3 minute read

Today I’m starting my funemployment, a period where I normally recharge batteries after an intense time with a company or project. In past years, its been a month of skiing, or simply catching up on life’s admin.

But this time its different. This time its about changing what I do, not where I do it. My career’s found me in more and more management roles after a decade of web and mobile development. I have become distanced from creative energy and detached from a sense of measurable progress.

Cube Sketch

Its time to get hands-on again. To use some budding maker curiosity and rusty coding skills to explore projects, technologies and creative processes that that I’ve been watching develop from the sidelines. I’m digging in to 3D printing, quadcopters, Arduino, Processing and a whole host of languages and techniques.

Over the next 100 days, I’ll be getting involved in all kinds of new things, throwing myself into tools and techniques to see where I’m most likely to swim or to drown. I want the kind of discomfort and problem solving that only comes when you are way out of your depth and you need all of your guile to stay afloat.

And I’m not reaching for a singular outcome. I’m not hunkering down and executing on an existing idea. I’m exploring the process itself and trying to kick start creativity through quantity, not quality. If there’s one thing I learned from working in a VC backed startup, its that spreading your bets and experimenting is the only way to find real innovation.

“Inspiration is for amateurs; the rest of us just show up and get to work.” Chuck Close

Seeking

Where’s this going? I don’t know. I’m not seeking clients or co-founders. I’m not seeking contracts. I’m just trusting the process and embarking on an adventure. I know if I revert to type and go with the skills I’ve been using, that I’ll relive a familiar pattern:

  1. Code for a while
  2. Open mouth
  3. Say something eloquently half-baked
  4. End up signing time sheets and managing a resourcing plan.

I want to break this cycle. So I have to dare to fail. To make a fool of myself. Try anything new.

Progress

I’m a goal oriented person, so it’s uncomfortable for me to set off on this journey without a defined destination. I’m not trying to become a mobile developer, or a THING-WITH-A-TITLE. But I do want to see where I’ve been, by tracking how I progress. Over the next 100 days, I’ll form a rough plan for the things I intend to explore and I’ll be keeping a kind of “ship’s log” here of my experiences. I’m even planning a dashboard to keep track of where I gravitated towards certain skills and technologies and where I got lost in the doldrums of distraction.

Crumpled Paper

Schrödinger’s Ca(vea)t

I am slightly worried that conducting this experiment in the open and sharing my creative output will inform what I choose to explore.

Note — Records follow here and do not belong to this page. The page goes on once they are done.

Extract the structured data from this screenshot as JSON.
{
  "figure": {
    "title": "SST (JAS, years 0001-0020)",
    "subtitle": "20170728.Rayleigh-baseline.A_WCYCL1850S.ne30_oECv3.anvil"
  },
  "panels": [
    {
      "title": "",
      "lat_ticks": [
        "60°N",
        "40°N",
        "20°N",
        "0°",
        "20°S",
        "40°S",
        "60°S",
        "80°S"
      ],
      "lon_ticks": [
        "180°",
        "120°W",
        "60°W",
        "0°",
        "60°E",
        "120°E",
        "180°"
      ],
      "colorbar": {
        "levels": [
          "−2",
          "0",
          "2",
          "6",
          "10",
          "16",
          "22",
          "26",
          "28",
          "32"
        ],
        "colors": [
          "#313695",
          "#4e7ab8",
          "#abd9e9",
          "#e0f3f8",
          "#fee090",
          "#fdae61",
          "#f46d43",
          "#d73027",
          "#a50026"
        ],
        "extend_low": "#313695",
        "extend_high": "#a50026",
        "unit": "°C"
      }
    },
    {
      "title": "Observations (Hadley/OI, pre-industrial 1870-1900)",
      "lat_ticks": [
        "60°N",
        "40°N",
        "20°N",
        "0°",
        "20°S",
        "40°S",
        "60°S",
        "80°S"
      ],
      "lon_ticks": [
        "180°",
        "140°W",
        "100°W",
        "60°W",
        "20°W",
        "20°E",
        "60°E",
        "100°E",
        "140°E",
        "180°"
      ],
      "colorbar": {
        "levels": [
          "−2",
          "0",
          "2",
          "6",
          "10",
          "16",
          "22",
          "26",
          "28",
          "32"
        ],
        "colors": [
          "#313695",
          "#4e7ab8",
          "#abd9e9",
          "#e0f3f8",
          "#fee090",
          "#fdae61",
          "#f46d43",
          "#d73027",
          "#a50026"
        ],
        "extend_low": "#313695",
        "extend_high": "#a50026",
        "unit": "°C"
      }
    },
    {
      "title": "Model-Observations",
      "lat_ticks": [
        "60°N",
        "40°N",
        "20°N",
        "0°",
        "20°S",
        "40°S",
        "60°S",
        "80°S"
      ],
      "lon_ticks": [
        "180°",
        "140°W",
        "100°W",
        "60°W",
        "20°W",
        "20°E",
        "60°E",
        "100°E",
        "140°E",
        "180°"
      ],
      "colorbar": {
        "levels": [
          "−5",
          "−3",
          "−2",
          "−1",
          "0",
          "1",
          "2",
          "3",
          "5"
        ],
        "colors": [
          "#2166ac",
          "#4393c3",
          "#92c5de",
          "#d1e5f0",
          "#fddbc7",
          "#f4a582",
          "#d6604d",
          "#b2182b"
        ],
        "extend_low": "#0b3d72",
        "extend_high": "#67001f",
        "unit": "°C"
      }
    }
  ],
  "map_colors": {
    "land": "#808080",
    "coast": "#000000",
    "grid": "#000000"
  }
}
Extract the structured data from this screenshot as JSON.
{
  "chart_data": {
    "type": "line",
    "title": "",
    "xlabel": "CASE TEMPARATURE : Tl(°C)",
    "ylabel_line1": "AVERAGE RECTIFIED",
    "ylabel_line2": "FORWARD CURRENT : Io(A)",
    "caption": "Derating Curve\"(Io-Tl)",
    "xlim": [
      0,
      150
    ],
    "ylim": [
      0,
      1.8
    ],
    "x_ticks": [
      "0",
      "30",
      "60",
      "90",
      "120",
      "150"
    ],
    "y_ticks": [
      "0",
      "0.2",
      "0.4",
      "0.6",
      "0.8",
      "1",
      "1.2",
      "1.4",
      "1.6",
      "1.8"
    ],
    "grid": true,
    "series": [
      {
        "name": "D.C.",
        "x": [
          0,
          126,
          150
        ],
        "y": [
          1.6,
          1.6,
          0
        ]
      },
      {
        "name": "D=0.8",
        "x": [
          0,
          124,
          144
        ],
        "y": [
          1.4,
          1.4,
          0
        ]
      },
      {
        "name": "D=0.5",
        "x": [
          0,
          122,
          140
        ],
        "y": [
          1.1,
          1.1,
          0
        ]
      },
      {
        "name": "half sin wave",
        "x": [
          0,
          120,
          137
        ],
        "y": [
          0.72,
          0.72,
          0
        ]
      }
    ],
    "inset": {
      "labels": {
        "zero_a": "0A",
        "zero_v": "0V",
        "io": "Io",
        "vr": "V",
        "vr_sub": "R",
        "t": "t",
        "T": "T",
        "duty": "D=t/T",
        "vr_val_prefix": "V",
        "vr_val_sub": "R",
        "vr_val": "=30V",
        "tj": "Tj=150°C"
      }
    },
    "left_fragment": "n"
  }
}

I am keen to reach a tribe of others like me, but as I don’t know which tribe that will be, I’m wary of trying to “people please” in an effort to draw attention.

Curiosity is paramount. So occasionally, there’ll be nothing to show for my effort. Or my output will be so profoundly awful, that I’ll need to insulate my judgement from a clamour of opinion. It’s about the process. It’s about showing up and doing the work. So sometimes there won’t be a blog post and sometimes there’ll be an essay. And some days I’ll be in my dressing gown, mainlining Cheezy Düdlez and binging on the interwebz. Living the dream.

Get Started

And at the end, I may never arrive. I may find I’ve spent 100 days with solder and GoLang and Arduino and the only thing I’ll have to show for it is a singed beard and a very empty social calendar. But there’s a lesson in that too.

By trusting the process I’ll still achieve a valuable creative outcome: a truer reflection of myself.